Indeed, near the end Mickey wonders aloud whether or not all of the mind games he plays with himself -- symbolized by the frequent changing of clothes during one long last losing streak -- might add up to him trying to trick himself into believing something about his existence. “Either in poker everything is very illusory, or I’m pulling one giant hoax on myself,” he admits.

The ledger to which Mickey is referring is a literal one, the place where some of us who play poker write down how we’re doing. Like the narrative or other efforts by Mickey to “put some order” into his existence, the ledger is likewise a means to make sense of it all. But Mickey is as cynical about ledger-keeping as about any effort to make things add up (so to speak).

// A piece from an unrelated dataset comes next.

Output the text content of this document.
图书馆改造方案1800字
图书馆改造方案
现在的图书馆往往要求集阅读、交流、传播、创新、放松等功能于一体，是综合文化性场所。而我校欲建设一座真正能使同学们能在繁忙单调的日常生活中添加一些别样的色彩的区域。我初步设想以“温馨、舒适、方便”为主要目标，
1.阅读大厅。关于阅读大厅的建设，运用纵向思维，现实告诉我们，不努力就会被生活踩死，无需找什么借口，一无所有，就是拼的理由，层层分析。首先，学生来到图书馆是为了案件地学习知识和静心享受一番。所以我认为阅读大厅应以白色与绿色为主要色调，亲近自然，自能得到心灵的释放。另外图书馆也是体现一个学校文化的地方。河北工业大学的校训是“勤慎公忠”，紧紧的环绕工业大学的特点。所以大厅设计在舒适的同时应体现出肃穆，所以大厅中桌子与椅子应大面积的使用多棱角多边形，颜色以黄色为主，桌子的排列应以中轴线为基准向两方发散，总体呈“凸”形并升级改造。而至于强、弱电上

'Shut Up and Deal' (1998) by Jesse May“People keep it to try to prove to themselves that they should keep playing, that they’re ahead,” explains Mickey. “Keep it under their pillow to consult like a Bible on those dark and stormy nights. Like anything on paper is gonna make sense of the chaos of the gambling world....”

I’ve always kept such a ledger. I’ve written here before about how I believe doing so helped me tremendously early on, becoming an important part of the process by which I was able to start winning at poker -- “to prove to myself that I should keep playing,” to paraphrase Mickey.

After a while the keeping of the ledger -- in a black, Bible-looking Moleskine book, actually -- became less meaningful to me, a habit I’d begun and continued well beyond the point of it mattering that much to my abilities as a player, or even my idea of myself as a player.

When Mickey says the ledger is “personal,” he isn’t necessarily talking about it being something that should be hidden away like a diary or anything else private. He means that even if someone else were to look at the ledger, it wouldn’t possess the same meaning that it does to the person keeping it. The numbers I’ve written down over the years in my little black book couldn’t possibly mean the same thing to someone else that they do to me. Nor would I be able to look at the figures listed in your ledger -- if you happen to keep one -- and guess what exactly they meant to you.

Like I say, I still keep entering numbers, although they’re no longer anywhere close to as consequential as they once were for me. Really the whole idea of the ledger has faded in importance over the last year since Black Friday.

But still I keep on with it. Why? I can’t explain, really. It’s personal.